L’arte di questo primo volume, pubblicato per la prima volta in patria nel 2003 è ancora semplice ed essenziale, profondamente diversa da quella attuale. I visi e le fattezze di Gin, Shinpachi, Kagura, Hijikata & company sono ancora acerbi; lo stesso non può dirsi dei dialoghi, sagaci e irriverenti già dai primi balloon.
Doveroso un confronto con i fan e la vecchia edizione: una buona fetta dei vecchi lettori si è detta un tantino delusa dell’impostazione data alla traduzione, che a tratti risulta persino ridondante se paragonata a quella più immediata della Planeta. La permanente naturale di Gin si è trasformata in una capigliatura mossa e la maggior parte delle onomatopee si è ridotta a un gran “thumpare”. Ma ciò che ha fatto gridare allo scandalo e al sacrilego è stato lo stravolgimento di una delle frasi storiche pronunciate da uno dei protagonisti.

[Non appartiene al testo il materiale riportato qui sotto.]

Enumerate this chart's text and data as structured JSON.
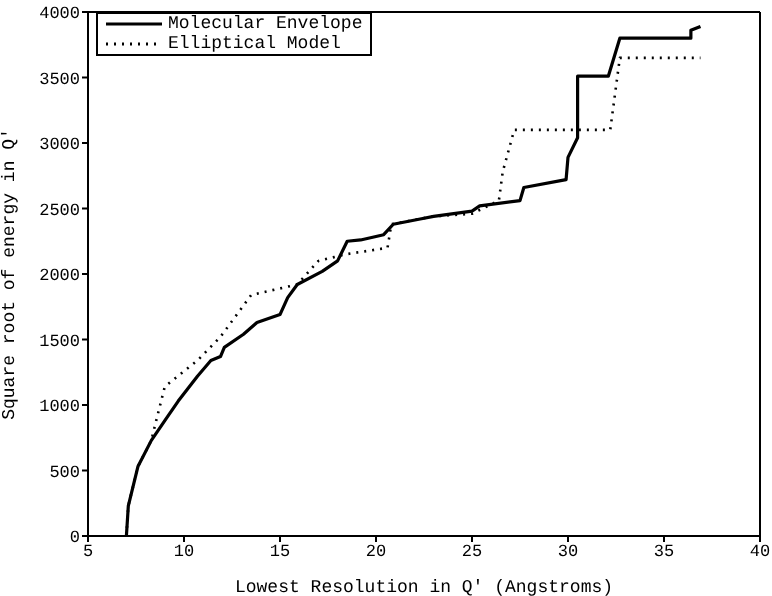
{
  "chart_data": {
    "type": "line",
    "xlabel": "Lowest Resolution in Q′ (Angstroms)",
    "ylabel": "Square root of energy in Q′",
    "xlim": [
      5,
      40
    ],
    "ylim": [
      0,
      4000
    ],
    "xticks": [
      5,
      10,
      15,
      20,
      25,
      30,
      35,
      40
    ],
    "yticks": [
      0,
      500,
      1000,
      1500,
      2000,
      2500,
      3000,
      3500,
      4000
    ],
    "grid": false,
    "legend": "top left",
    "marker": "none",
    "series": [
      {
        "name": "Molecular Envelope",
        "color": "#000000",
        "line_style": "solid",
        "x": [
          7.0,
          7.1,
          7.6,
          8.3,
          9.0,
          9.7,
          10.7,
          11.4,
          11.9,
          12.1,
          13.1,
          13.8,
          15.0,
          15.4,
          15.9,
          17.2,
          18.0,
          18.5,
          19.2,
          20.4,
          20.9,
          22.3,
          23.0,
          25.0,
          25.4,
          27.5,
          27.7,
          29.9,
          30.0,
          30.5,
          30.5,
          32.1,
          32.7,
          36.4,
          36.4,
          36.9
        ],
        "values": [
          0,
          230,
          530,
          730,
          880,
          1030,
          1220,
          1340,
          1370,
          1440,
          1540,
          1630,
          1690,
          1820,
          1920,
          2020,
          2100,
          2250,
          2260,
          2300,
          2380,
          2420,
          2440,
          2480,
          2520,
          2560,
          2660,
          2720,
          2890,
          3040,
          3510,
          3510,
          3800,
          3800,
          3860,
          3890
        ]
      },
      {
        "name": "Elliptical Model",
        "color": "#000000",
        "line_style": "dotted",
        "x": [
          7.0,
          7.1,
          7.6,
          8.3,
          8.5,
          9.0,
          10.7,
          11.9,
          13.5,
          15.9,
          17.0,
          18.4,
          20.6,
          20.8,
          23.0,
          25.0,
          26.4,
          26.6,
          27.2,
          32.2,
          32.7,
          36.9
        ],
        "values": [
          0,
          230,
          530,
          730,
          850,
          1140,
          1340,
          1520,
          1840,
          1920,
          2100,
          2150,
          2200,
          2380,
          2440,
          2460,
          2560,
          2780,
          3100,
          3100,
          3650,
          3650
        ]
      }
    ]
  }
}
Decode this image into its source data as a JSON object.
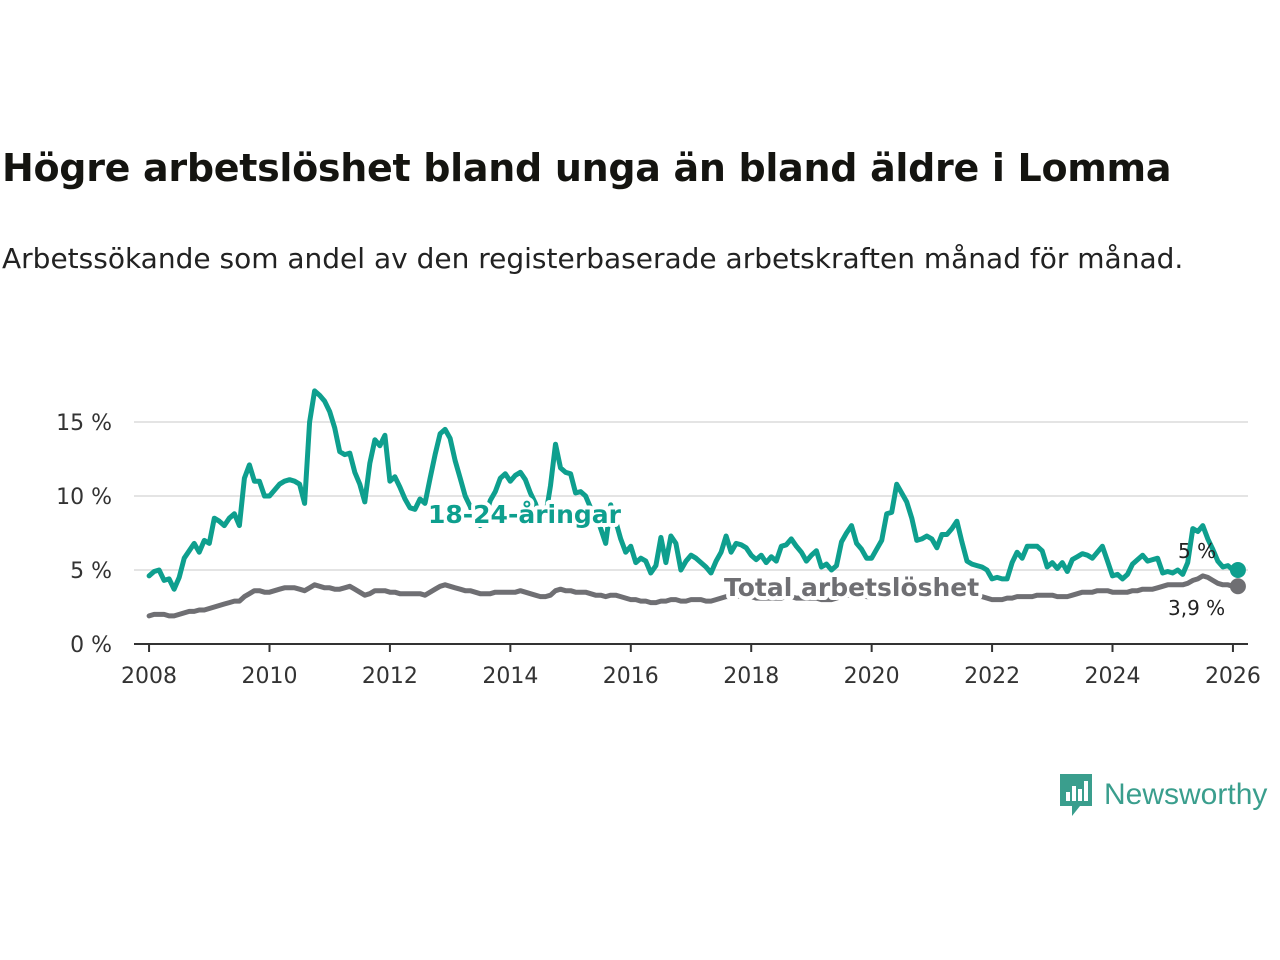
{
  "title": "Högre arbetslöshet bland unga än bland äldre i Lomma",
  "subtitle": "Arbetssökande som andel av den registerbaserade arbetskraften månad för månad.",
  "brand": {
    "name": "Newsworthy",
    "icon": "newsworthy-logo-icon",
    "color": "#3a9e8d"
  },
  "chart_data": {
    "type": "line",
    "title": "Högre arbetslöshet bland unga än bland äldre i Lomma",
    "subtitle": "Arbetssökande som andel av den registerbaserade arbetskraften månad för månad.",
    "xlabel": "",
    "ylabel": "",
    "xlim": [
      2007.75,
      2026.25
    ],
    "ylim": [
      0,
      17.5
    ],
    "x_ticks": [
      2008,
      2010,
      2012,
      2014,
      2016,
      2018,
      2020,
      2022,
      2024,
      2026
    ],
    "x_tick_labels": [
      "2008",
      "2010",
      "2012",
      "2014",
      "2016",
      "2018",
      "2020",
      "2022",
      "2024",
      "2026"
    ],
    "y_ticks": [
      0,
      5,
      10,
      15
    ],
    "y_tick_labels": [
      "0 %",
      "5 %",
      "10 %",
      "15 %"
    ],
    "grid": true,
    "x_start": 2008.0,
    "x_step": 0.08333,
    "series": [
      {
        "name": "18-24-åringar",
        "color": "#0e9f8e",
        "label_text": "18-24-åringar",
        "end_label": "5 %",
        "values": [
          4.6,
          4.9,
          5.0,
          4.3,
          4.4,
          3.7,
          4.5,
          5.8,
          6.3,
          6.8,
          6.2,
          7.0,
          6.8,
          8.5,
          8.3,
          8.0,
          8.5,
          8.8,
          8.0,
          11.2,
          12.1,
          11.0,
          11.0,
          10.0,
          10.0,
          10.4,
          10.8,
          11.0,
          11.1,
          11.0,
          10.8,
          9.5,
          15.0,
          17.1,
          16.8,
          16.4,
          15.7,
          14.6,
          13.0,
          12.8,
          12.9,
          11.6,
          10.8,
          9.6,
          12.2,
          13.8,
          13.4,
          14.1,
          11.0,
          11.3,
          10.6,
          9.8,
          9.2,
          9.1,
          9.8,
          9.5,
          11.2,
          12.8,
          14.2,
          14.5,
          13.9,
          12.4,
          11.2,
          10.0,
          9.3,
          8.3,
          8.0,
          8.6,
          9.7,
          10.3,
          11.2,
          11.5,
          11.0,
          11.4,
          11.6,
          11.1,
          10.2,
          9.5,
          8.5,
          8.6,
          10.7,
          13.5,
          11.9,
          11.6,
          11.5,
          10.2,
          10.3,
          10.0,
          9.2,
          8.8,
          7.8,
          6.8,
          9.4,
          8.3,
          7.1,
          6.2,
          6.6,
          5.5,
          5.8,
          5.6,
          4.8,
          5.3,
          7.2,
          5.5,
          7.3,
          6.8,
          5.0,
          5.6,
          6.0,
          5.8,
          5.5,
          5.2,
          4.8,
          5.6,
          6.2,
          7.3,
          6.2,
          6.8,
          6.7,
          6.5,
          6.0,
          5.7,
          6.0,
          5.5,
          5.9,
          5.6,
          6.6,
          6.7,
          7.1,
          6.6,
          6.2,
          5.6,
          6.0,
          6.3,
          5.2,
          5.4,
          5.0,
          5.3,
          6.9,
          7.5,
          8.0,
          6.8,
          6.4,
          5.8,
          5.8,
          6.4,
          7.0,
          8.8,
          8.9,
          10.8,
          10.2,
          9.6,
          8.5,
          7.0,
          7.1,
          7.3,
          7.1,
          6.5,
          7.4,
          7.4,
          7.8,
          8.3,
          6.9,
          5.6,
          5.4,
          5.3,
          5.2,
          5.0,
          4.4,
          4.5,
          4.4,
          4.4,
          5.5,
          6.2,
          5.8,
          6.6,
          6.6,
          6.6,
          6.3,
          5.2,
          5.5,
          5.1,
          5.5,
          4.9,
          5.7,
          5.9,
          6.1,
          6.0,
          5.8,
          6.2,
          6.6,
          5.6,
          4.6,
          4.7,
          4.4,
          4.7,
          5.4,
          5.7,
          6.0,
          5.6,
          5.7,
          5.8,
          4.8,
          4.9,
          4.8,
          5.0,
          4.7,
          5.5,
          7.8,
          7.6,
          8.0,
          7.1,
          6.4,
          5.6,
          5.2,
          5.3,
          5.0,
          5.0
        ]
      },
      {
        "name": "Total arbetslöshet",
        "color": "#6f6f73",
        "label_text": "Total arbetslöshet",
        "end_label": "3,9 %",
        "values": [
          1.9,
          2.0,
          2.0,
          2.0,
          1.9,
          1.9,
          2.0,
          2.1,
          2.2,
          2.2,
          2.3,
          2.3,
          2.4,
          2.5,
          2.6,
          2.7,
          2.8,
          2.9,
          2.9,
          3.2,
          3.4,
          3.6,
          3.6,
          3.5,
          3.5,
          3.6,
          3.7,
          3.8,
          3.8,
          3.8,
          3.7,
          3.6,
          3.8,
          4.0,
          3.9,
          3.8,
          3.8,
          3.7,
          3.7,
          3.8,
          3.9,
          3.7,
          3.5,
          3.3,
          3.4,
          3.6,
          3.6,
          3.6,
          3.5,
          3.5,
          3.4,
          3.4,
          3.4,
          3.4,
          3.4,
          3.3,
          3.5,
          3.7,
          3.9,
          4.0,
          3.9,
          3.8,
          3.7,
          3.6,
          3.6,
          3.5,
          3.4,
          3.4,
          3.4,
          3.5,
          3.5,
          3.5,
          3.5,
          3.5,
          3.6,
          3.5,
          3.4,
          3.3,
          3.2,
          3.2,
          3.3,
          3.6,
          3.7,
          3.6,
          3.6,
          3.5,
          3.5,
          3.5,
          3.4,
          3.3,
          3.3,
          3.2,
          3.3,
          3.3,
          3.2,
          3.1,
          3.0,
          3.0,
          2.9,
          2.9,
          2.8,
          2.8,
          2.9,
          2.9,
          3.0,
          3.0,
          2.9,
          2.9,
          3.0,
          3.0,
          3.0,
          2.9,
          2.9,
          3.0,
          3.1,
          3.2,
          3.2,
          3.2,
          3.3,
          3.3,
          3.2,
          3.1,
          3.1,
          3.1,
          3.1,
          3.1,
          3.1,
          3.2,
          3.2,
          3.1,
          3.1,
          3.1,
          3.1,
          3.1,
          3.0,
          3.0,
          3.0,
          3.1,
          3.2,
          3.3,
          3.3,
          3.3,
          3.3,
          3.2,
          3.2,
          3.3,
          3.3,
          3.5,
          3.6,
          3.8,
          3.8,
          3.7,
          3.6,
          3.5,
          3.5,
          3.5,
          3.5,
          3.4,
          3.5,
          3.5,
          3.5,
          3.5,
          3.4,
          3.3,
          3.3,
          3.2,
          3.2,
          3.1,
          3.0,
          3.0,
          3.0,
          3.1,
          3.1,
          3.2,
          3.2,
          3.2,
          3.2,
          3.3,
          3.3,
          3.3,
          3.3,
          3.2,
          3.2,
          3.2,
          3.3,
          3.4,
          3.5,
          3.5,
          3.5,
          3.6,
          3.6,
          3.6,
          3.5,
          3.5,
          3.5,
          3.5,
          3.6,
          3.6,
          3.7,
          3.7,
          3.7,
          3.8,
          3.9,
          4.0,
          4.0,
          4.0,
          4.0,
          4.1,
          4.3,
          4.4,
          4.6,
          4.5,
          4.3,
          4.1,
          4.0,
          4.0,
          3.9,
          3.9
        ]
      }
    ]
  }
}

Detto questo, non si può non riconoscere alla Star Comics il grande coraggio di aver ripreso le redini di un cavallo imbizzarrito che era sfuggito alle mani del suo primo padrone, e quindi poter perdonare le ingenuità della prima ora. Il giudizio dei lettori è sacro e va assolutamente tenuto in conto per fare meglio in futuro, tuttavia non bisogna dimenticare il grande lavoro che sta dietro una traduzione e adattare i testi di Gintama, soprattutto di parodie a volte incomprensibili per colpa del gap culturale, sarà davvero una grande sfida per la Star Comics.
Gintama è il racconto corale di tanti personaggi che seppur sottomessi dalle ingiustizie sono riusciti a conservare una luccicante anima d’argento. Perché non c’è legge che possa incatenare un’anima intatta.